Not only can a fraudulent inducement claim be proven by materials outside the contract despite the presence of a merger clause, but the consequences of a successful fraudulent inducement claim are also greater than those for breach of contract. A party succeeding on a breach of contract claim may only recover damages caused by that breach. A successful fraudulent inducement claim may void the contract and open the losing party to money damages for the winning party’s reliance, as well as punitive damages.[8]

So, it is important that contracting parties not rely solely on the presence of a merger clause to create a clean record as to the parties’ relationship and transaction. To protect against potential fraudulent inducement claims, parties should disclose all material facts regarding the transaction in writing, even those that may typically not be included in a final contract. Material facts are those which are significant, important, or essential to a reasonable person in deciding whether to enter into the specific contract. In the above example, the inability to purchase the boat slip would be a material fact, as Buyer considered the ability to purchase a boat slip, once constructed, to be an important factor in determining whether to purchase the lake house. Further, if records exist that create a dispute about those material facts, those disputes should be explained, and disposed of, in a party’s disclosure of those facts. Disclosure of material facts and a clean record related to any previous dispute about those facts, along with a merger clause, should help protect a contracting party from information outside the four corners of the document being used successfully in either a fraudulent inducement or breach of contract claim.
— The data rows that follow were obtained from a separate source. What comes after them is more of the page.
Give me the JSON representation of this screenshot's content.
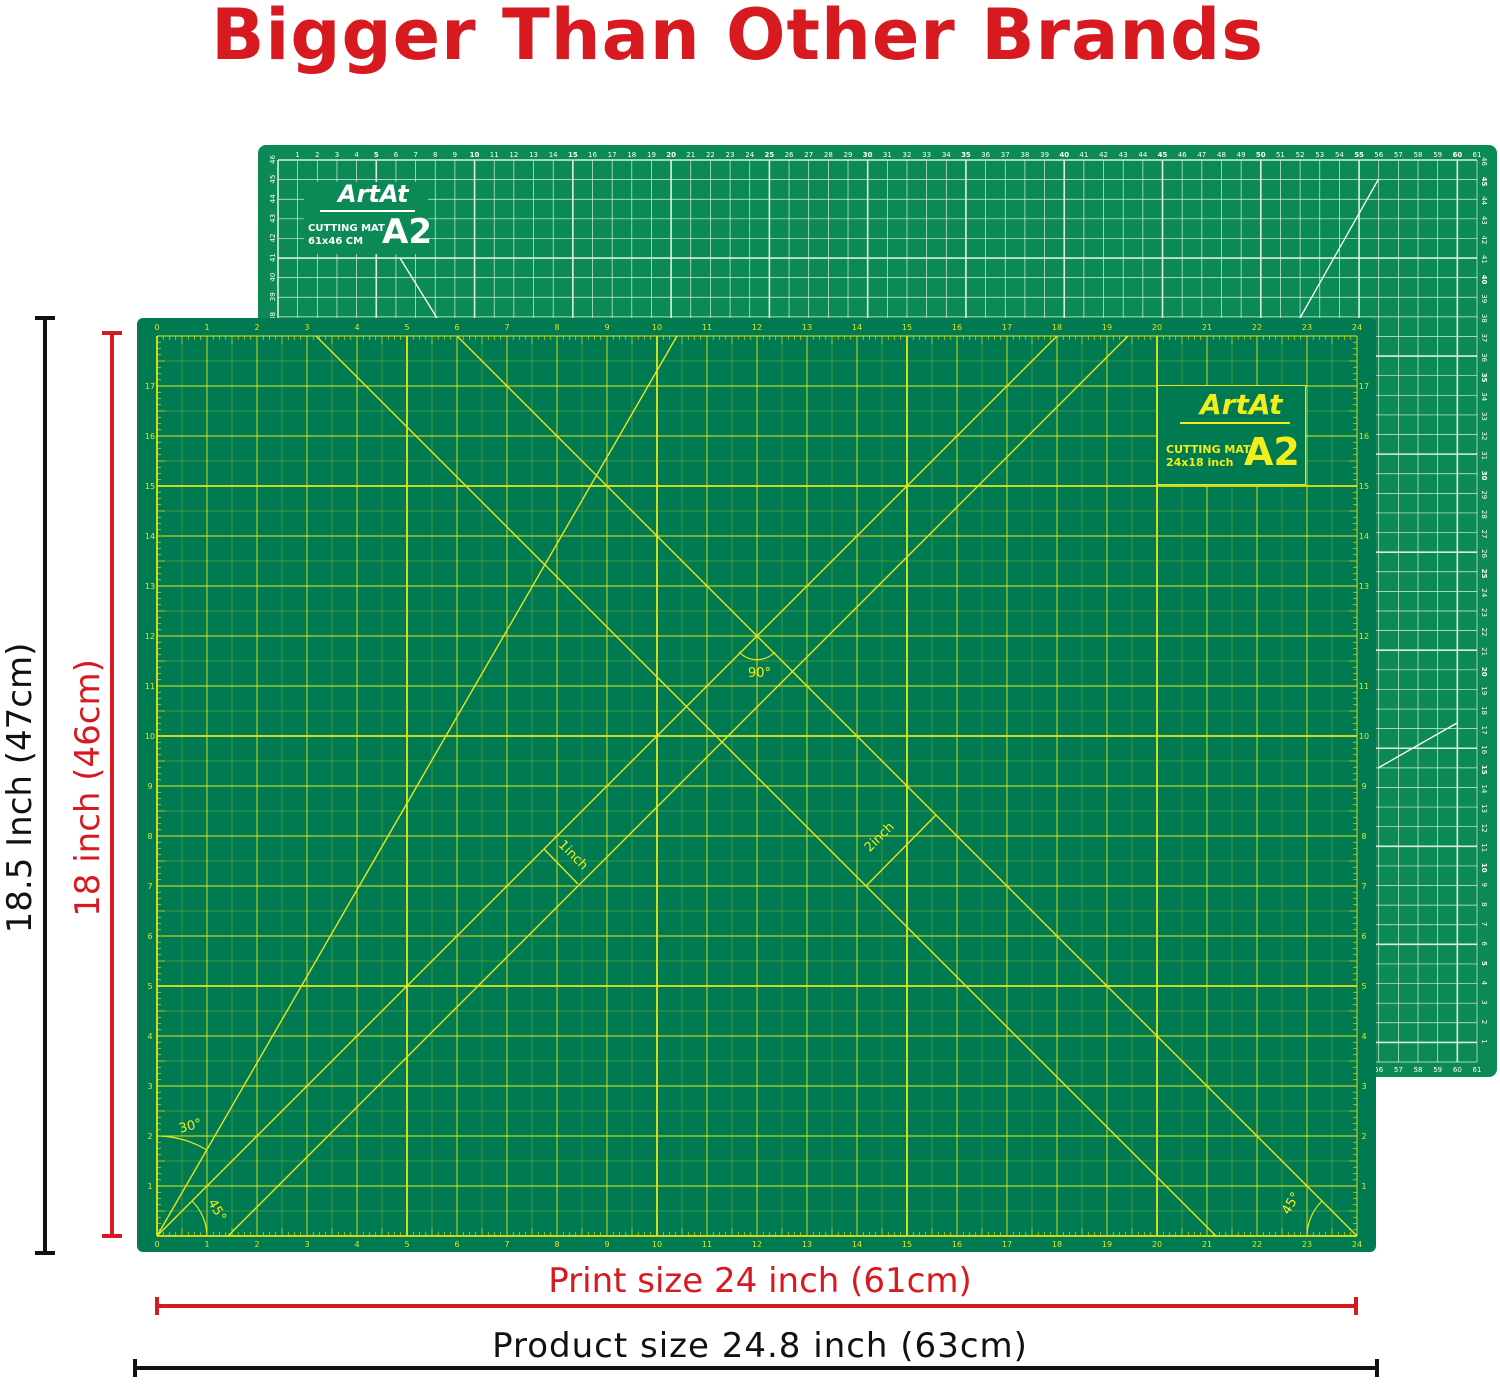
{
  "title": "Bigger Than Other Brands",
  "colors": {
    "title_red": "#d71920",
    "mat_green": "#007a50",
    "back_mat_green": "#0b8a55",
    "grid_yellow": "#e8e61a",
    "grid_white": "#ffffff",
    "dimension_black": "#111111",
    "dimension_red": "#d71920"
  },
  "dimensions": {
    "product_height": "18.5 Inch (47cm)",
    "print_height": "18 inch (46cm)",
    "print_width": "Print size 24 inch (61cm)",
    "product_width": "Product size 24.8 inch (63cm)"
  },
  "back_mat": {
    "brand": "ArtAt",
    "product": "CUTTING MAT",
    "size": "61x46 CM",
    "model": "A2",
    "scale_x_cm": 61,
    "scale_y_cm": 46
  },
  "front_mat": {
    "brand": "ArtAt",
    "product": "CUTTING MAT",
    "size": "24x18 inch",
    "model": "A2",
    "scale_x_inch": 24,
    "scale_y_inch": 18,
    "angle_labels": {
      "right_angle": "90°",
      "thirty": "30°",
      "forty_five_left": "45°",
      "forty_five_right": "45°"
    },
    "offset_labels": {
      "one_inch": "1inch",
      "two_inch": "2inch"
    }
  }
}
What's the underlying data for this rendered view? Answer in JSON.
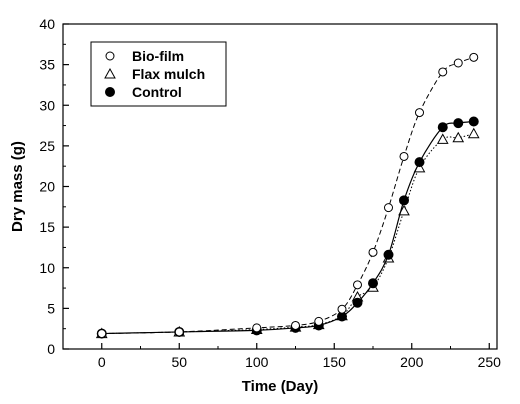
{
  "chart_data": {
    "type": "line",
    "title": "",
    "xlabel": "Time (Day)",
    "ylabel": "Dry mass (g)",
    "xlim": [
      -25,
      255
    ],
    "ylim": [
      0,
      40
    ],
    "xticks": [
      0,
      50,
      100,
      150,
      200,
      250
    ],
    "yticks": [
      0,
      5,
      10,
      15,
      20,
      25,
      30,
      35,
      40
    ],
    "grid": false,
    "legend_position": "top-left",
    "series": [
      {
        "name": "Bio-film",
        "marker": "open-circle",
        "line_style": "dashed",
        "color": "#000000",
        "x": [
          0,
          50,
          100,
          125,
          140,
          155,
          165,
          175,
          185,
          195,
          205,
          220,
          230,
          240
        ],
        "y": [
          1.9,
          2.1,
          2.6,
          2.9,
          3.4,
          4.9,
          7.9,
          11.9,
          17.4,
          23.7,
          29.1,
          34.1,
          35.2,
          35.9
        ]
      },
      {
        "name": "Flax mulch",
        "marker": "open-triangle",
        "line_style": "dotted",
        "color": "#000000",
        "x": [
          0,
          50,
          100,
          125,
          140,
          155,
          165,
          175,
          185,
          195,
          205,
          220,
          230,
          240
        ],
        "y": [
          1.9,
          2.1,
          2.4,
          2.7,
          3.0,
          4.1,
          6.4,
          7.6,
          11.2,
          17.0,
          22.3,
          25.8,
          26.0,
          26.5
        ]
      },
      {
        "name": "Control",
        "marker": "filled-circle",
        "line_style": "solid",
        "color": "#000000",
        "x": [
          0,
          50,
          100,
          125,
          140,
          155,
          165,
          175,
          185,
          195,
          205,
          220,
          230,
          240
        ],
        "y": [
          1.9,
          2.1,
          2.3,
          2.6,
          2.9,
          4.0,
          5.7,
          8.1,
          11.6,
          18.3,
          23.0,
          27.3,
          27.8,
          28.0
        ]
      }
    ]
  }
}
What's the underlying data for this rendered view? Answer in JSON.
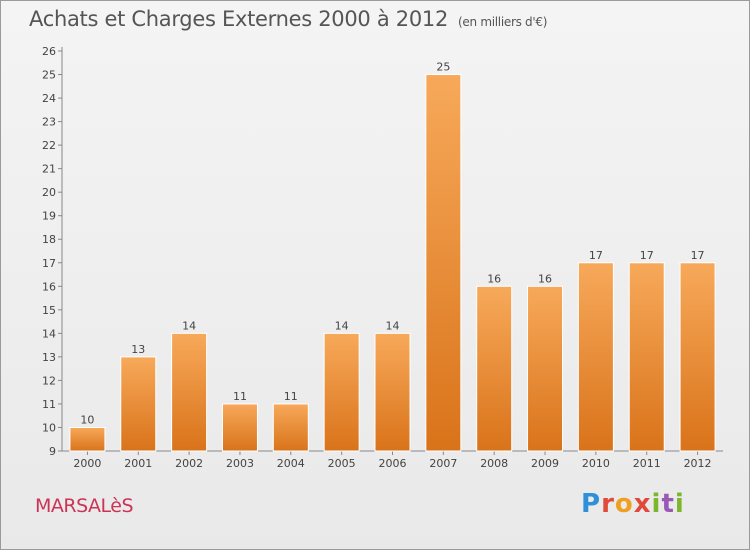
{
  "chart_data": {
    "type": "bar",
    "title": "Achats et Charges Externes 2000 à 2012",
    "subtitle": "(en milliers d'€)",
    "categories": [
      "2000",
      "2001",
      "2002",
      "2003",
      "2004",
      "2005",
      "2006",
      "2007",
      "2008",
      "2009",
      "2010",
      "2011",
      "2012"
    ],
    "values": [
      10,
      13,
      14,
      11,
      11,
      14,
      14,
      25,
      16,
      16,
      17,
      17,
      17
    ],
    "ylim": [
      9,
      26
    ],
    "yticks": [
      9,
      10,
      11,
      12,
      13,
      14,
      15,
      16,
      17,
      18,
      19,
      20,
      21,
      22,
      23,
      24,
      25,
      26
    ],
    "grid": false,
    "bar_color": "#f0902a"
  },
  "footer": {
    "town": "MARSALèS",
    "logo": "Proxiti"
  }
}
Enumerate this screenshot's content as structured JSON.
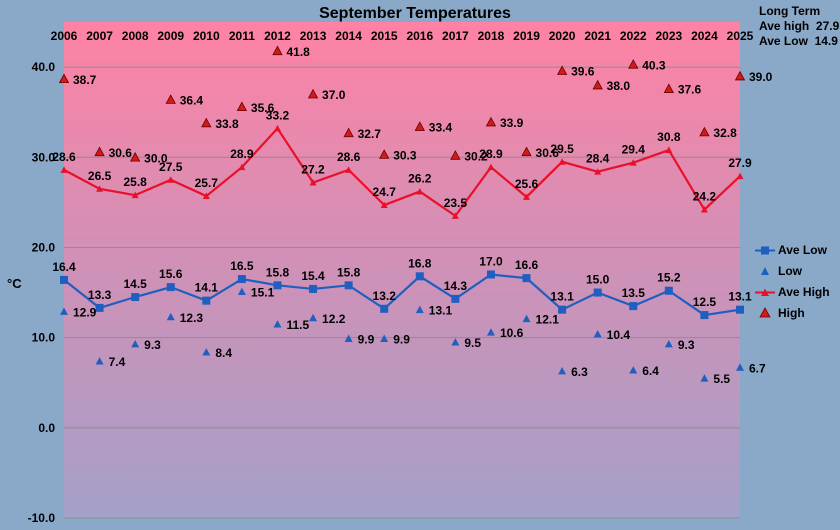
{
  "chart_data": {
    "type": "line",
    "title": "September Temperatures",
    "ylabel": "°C",
    "xlabel": "",
    "ylim": [
      -10,
      45
    ],
    "grid": true,
    "legend_position": "right",
    "y_ticks": [
      "-10.0",
      "0.0",
      "10.0",
      "20.0",
      "30.0",
      "40.0"
    ],
    "categories": [
      "2006",
      "2007",
      "2008",
      "2009",
      "2010",
      "2011",
      "2012",
      "2013",
      "2014",
      "2015",
      "2016",
      "2017",
      "2018",
      "2019",
      "2020",
      "2021",
      "2022",
      "2023",
      "2024",
      "2025"
    ],
    "series": [
      {
        "name": "Ave Low",
        "marker": "square",
        "color": "#1f5fbf",
        "line": true,
        "values": [
          16.4,
          13.3,
          14.5,
          15.6,
          14.1,
          16.5,
          15.8,
          15.4,
          15.8,
          13.2,
          16.8,
          14.3,
          17.0,
          16.6,
          13.1,
          15.0,
          13.5,
          15.2,
          12.5,
          13.1
        ]
      },
      {
        "name": "Low",
        "marker": "triangle",
        "color": "#1f5fbf",
        "line": false,
        "values": [
          12.9,
          7.4,
          9.3,
          12.3,
          8.4,
          15.1,
          11.5,
          12.2,
          9.9,
          9.9,
          13.1,
          9.5,
          10.6,
          12.1,
          6.3,
          10.4,
          6.4,
          9.3,
          5.5,
          6.7
        ]
      },
      {
        "name": "Ave High",
        "marker": "triangle",
        "color": "#e8102a",
        "line": true,
        "values": [
          28.6,
          26.5,
          25.8,
          27.5,
          25.7,
          28.9,
          33.2,
          27.2,
          28.6,
          24.7,
          26.2,
          23.5,
          28.9,
          25.6,
          29.5,
          28.4,
          29.4,
          30.8,
          24.2,
          27.9
        ]
      },
      {
        "name": "High",
        "marker": "triangle",
        "color": "#d11a1a",
        "line": false,
        "values": [
          38.7,
          30.6,
          30.0,
          36.4,
          33.8,
          35.6,
          41.8,
          37.0,
          32.7,
          30.3,
          33.4,
          30.2,
          33.9,
          30.6,
          39.6,
          38.0,
          40.3,
          37.6,
          32.8,
          39.0
        ]
      }
    ],
    "long_term": {
      "heading": "Long Term",
      "ave_high_label": "Ave high",
      "ave_high_value": "27.9",
      "ave_low_label": "Ave Low",
      "ave_low_value": "14.9"
    }
  }
}
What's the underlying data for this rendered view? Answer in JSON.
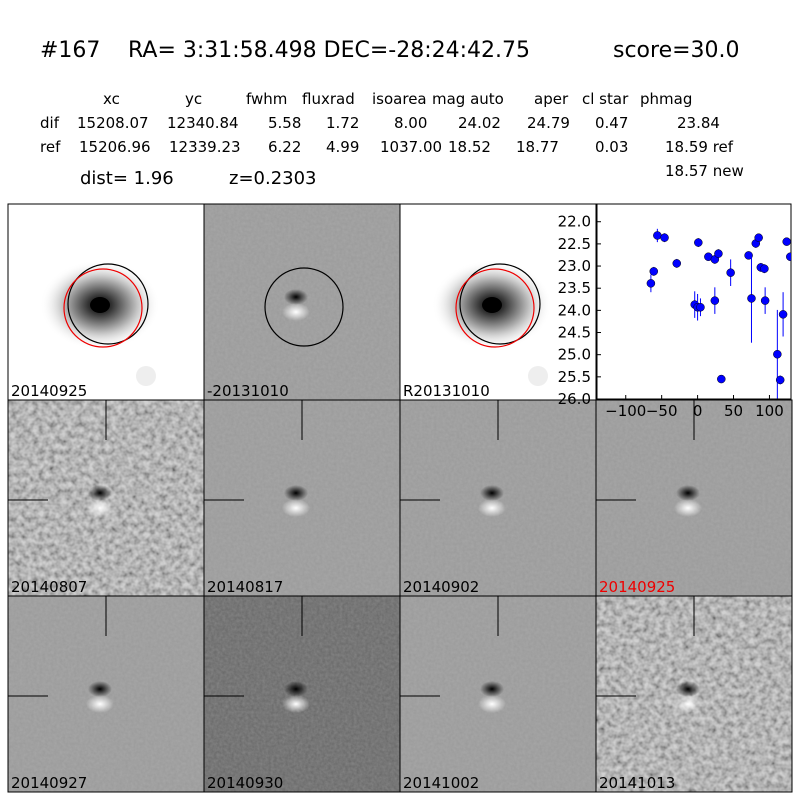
{
  "header": {
    "id": "#167",
    "coords": "RA= 3:31:58.498 DEC=-28:24:42.75",
    "score": "score=30.0"
  },
  "table": {
    "columns": [
      "xc",
      "yc",
      "fwhm",
      "fluxrad",
      "isoarea",
      "mag auto",
      "aper",
      "cl star",
      "phmag"
    ],
    "rows": [
      [
        "dif",
        "15208.07",
        "12340.84",
        "5.58",
        "1.72",
        "8.00",
        "24.02",
        "24.79",
        "0.47",
        "23.84"
      ],
      [
        "ref",
        "15206.96",
        "12339.23",
        "6.22",
        "4.99",
        "1037.00",
        "18.52",
        "18.77",
        "0.03",
        "18.59 ref"
      ]
    ],
    "extra": "18.57 new"
  },
  "dist": "dist=  1.96",
  "redshift": "z=0.2303",
  "panels": [
    "20140925",
    "-20131010",
    "R20131010",
    "20140807",
    "20140817",
    "20140902",
    "20140925",
    "20140927",
    "20140930",
    "20141002",
    "20141013"
  ],
  "chart_data": {
    "type": "scatter",
    "color": "#0000ff",
    "x": [
      -65,
      -61,
      -56,
      -46,
      -29,
      1,
      -4,
      0,
      4,
      15,
      24,
      24,
      29,
      33,
      46,
      71,
      75,
      81,
      85,
      88,
      93,
      94,
      111,
      115,
      119,
      124,
      129
    ],
    "values": [
      23.39,
      23.12,
      22.31,
      22.36,
      22.94,
      22.47,
      23.87,
      23.93,
      23.93,
      22.79,
      23.78,
      22.85,
      22.72,
      25.55,
      23.15,
      22.76,
      23.73,
      22.49,
      22.36,
      23.03,
      23.06,
      23.78,
      24.99,
      25.57,
      24.09,
      22.45,
      22.79
    ],
    "errors": [
      0.2,
      0.1,
      0.15,
      0.1,
      0.1,
      0.1,
      0.3,
      0.3,
      0.2,
      0.05,
      0.3,
      0.1,
      0.1,
      0.05,
      0.3,
      0.05,
      1.0,
      0.1,
      0.05,
      0.1,
      0.1,
      0.3,
      1.0,
      0.1,
      0.5,
      0.05,
      0.05
    ],
    "xlim": [
      -140,
      130
    ],
    "ylim": [
      26.0,
      21.6
    ],
    "xticks": [
      {
        "value": -100,
        "label": "−100"
      },
      {
        "value": -50,
        "label": "−50"
      },
      0,
      50,
      100
    ],
    "yticks": [
      {
        "value": 22.0,
        "label": "22.0"
      },
      {
        "value": 22.5,
        "label": "22.5"
      },
      {
        "value": 23.0,
        "label": "23.0"
      },
      {
        "value": 23.5,
        "label": "23.5"
      },
      {
        "value": 24.0,
        "label": "24.0"
      },
      {
        "value": 24.5,
        "label": "24.5"
      },
      {
        "value": 25.0,
        "label": "25.0"
      },
      {
        "value": 25.5,
        "label": "25.5"
      },
      {
        "value": 26.0,
        "label": "26.0"
      }
    ]
  }
}
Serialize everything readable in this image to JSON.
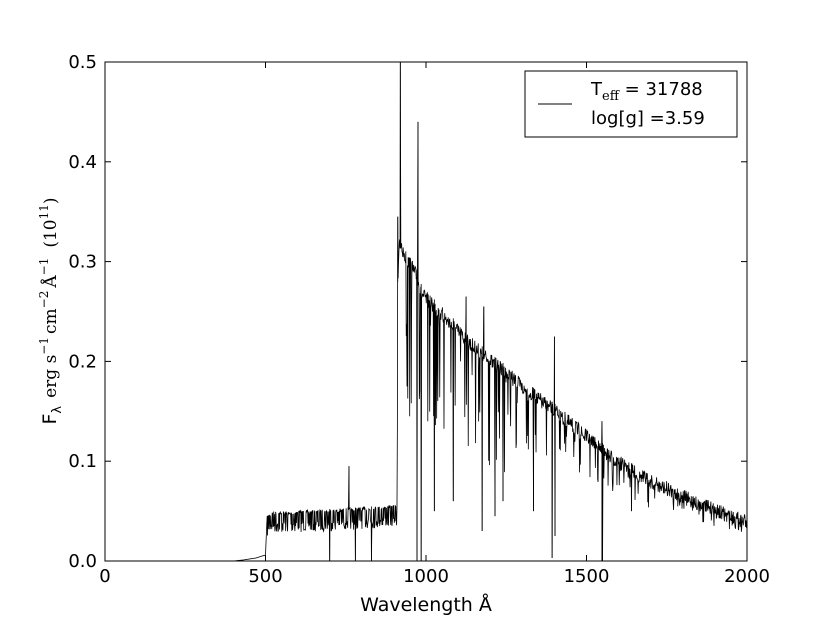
{
  "chart_data": {
    "type": "line",
    "title": "",
    "xlabel": "Wavelength Å",
    "ylabel": {
      "main": "F",
      "sub": "λ",
      "units": "erg s",
      "cm": "cm",
      "angstrom": "Å",
      "exp_neg1": "−1",
      "exp_neg2": "−2",
      "scale_base": "(10",
      "scale_exp": "11",
      "scale_close": ")"
    },
    "xlim": [
      0,
      2000
    ],
    "ylim": [
      0,
      0.5
    ],
    "xticks": [
      0,
      500,
      1000,
      1500,
      2000
    ],
    "xtick_labels": [
      "0",
      "500",
      "1000",
      "1500",
      "2000"
    ],
    "yticks": [
      0.0,
      0.1,
      0.2,
      0.3,
      0.4,
      0.5
    ],
    "ytick_labels": [
      "0.0",
      "0.1",
      "0.2",
      "0.3",
      "0.4",
      "0.5"
    ],
    "grid": false,
    "legend": {
      "placement": "top-right",
      "line1_main": "T",
      "line1_sub": "eff",
      "line1_rest": " = 31788",
      "line2": "log[g] =3.59"
    },
    "series": [
      {
        "color": "#000000",
        "x": [
          0,
          400,
          430,
          470,
          500,
          505,
          510,
          520,
          550,
          580,
          600,
          650,
          700,
          750,
          760,
          800,
          850,
          900,
          910,
          912,
          915,
          920,
          940,
          960,
          975,
          980,
          1000,
          1050,
          1100,
          1150,
          1200,
          1250,
          1300,
          1350,
          1400,
          1450,
          1500,
          1550,
          1600,
          1650,
          1700,
          1750,
          1800,
          1850,
          1900,
          1950,
          2000
        ],
        "y": [
          0,
          0,
          0.001,
          0.003,
          0.006,
          0.045,
          0.048,
          0.05,
          0.05,
          0.05,
          0.051,
          0.051,
          0.052,
          0.053,
          0.053,
          0.054,
          0.055,
          0.056,
          0.057,
          0.28,
          0.32,
          0.325,
          0.31,
          0.3,
          0.29,
          0.28,
          0.27,
          0.255,
          0.238,
          0.222,
          0.208,
          0.196,
          0.182,
          0.17,
          0.158,
          0.145,
          0.132,
          0.118,
          0.106,
          0.096,
          0.087,
          0.08,
          0.072,
          0.065,
          0.058,
          0.052,
          0.046
        ]
      }
    ],
    "features": [
      {
        "x": 920,
        "y": 0.5
      },
      {
        "x": 975,
        "y": 0.44
      },
      {
        "x": 1400,
        "y": 0.225
      },
      {
        "x": 1548,
        "y": 0.14
      },
      {
        "x": 760,
        "y": 0.095
      },
      {
        "x": 912,
        "y": 0.345
      },
      {
        "x": 1125,
        "y": 0.265
      },
      {
        "x": 1180,
        "y": 0.255
      }
    ],
    "dips": [
      {
        "x": 700,
        "y": 0.0
      },
      {
        "x": 780,
        "y": 0.0
      },
      {
        "x": 830,
        "y": 0.0
      },
      {
        "x": 972,
        "y": 0.0
      },
      {
        "x": 985,
        "y": 0.0
      },
      {
        "x": 1026,
        "y": 0.05
      },
      {
        "x": 1085,
        "y": 0.06
      },
      {
        "x": 1175,
        "y": 0.03
      },
      {
        "x": 1215,
        "y": 0.045
      },
      {
        "x": 1240,
        "y": 0.06
      },
      {
        "x": 1335,
        "y": 0.05
      },
      {
        "x": 1393,
        "y": 0.003
      },
      {
        "x": 1402,
        "y": 0.025
      },
      {
        "x": 1548,
        "y": 0.0
      },
      {
        "x": 1550,
        "y": 0.0
      },
      {
        "x": 1640,
        "y": 0.05
      }
    ]
  }
}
[1] Jones v. The Village at Lake Martin, LLC, No. 2160650, 2018 WL 387912 (Ala Civ. App. Jan. 12, 2018); McCullough v. Allstate Property & Casualty Ins. Co., No. 2160497, 2018 WL 387844 (Ala. Civ. App. Oct. 27, 2017)

[2] Jones and McCullough may take a more sweeping position than previously stated, as extraneous documents have historically been disallowed to show reliance if considered to be part and parcel of the subject matter of a disputed contract that contains a merger clause. See, Alabama Elec. Coop., Inc. v. Bailey’s Construction Co, Inc., 950 So. 2d 280, 283-89 (Ala. 2006) (disallowing certificates of insurance as evidence of reasonable reliance of an additional insured when the actual insurance policies were in dispute).

[3] Capmark Bank v. RGR, LLC, 81 So.3d 1258, 1267 (Ala. 2011) (citing Reynolds Metals Co. v. Hill, 825 So.2d 100, 105 (Ala. 2002)).

[4] Auto-Owners Ins. Co. v. Abston, 822 So.2d 1187, 1196 (Ala. 2001).

[5] Torres v. State Farm Fire & Casualty Co., 438 So.2d 757 (Ala. 1983).

[6] Bedwell Lumber Co. v. T & T Corp., 386 So.2d 413, 415 (Ala. 1980).

[7] Southern States Ford, Inc. v. Proctor, 541 So.2d 1081, 1091-92 (Ala. 1989).

[8] Hobson v. American Cast Iron Pipe Co., 690 So.2d 341, 344-45 (Ala. 1997).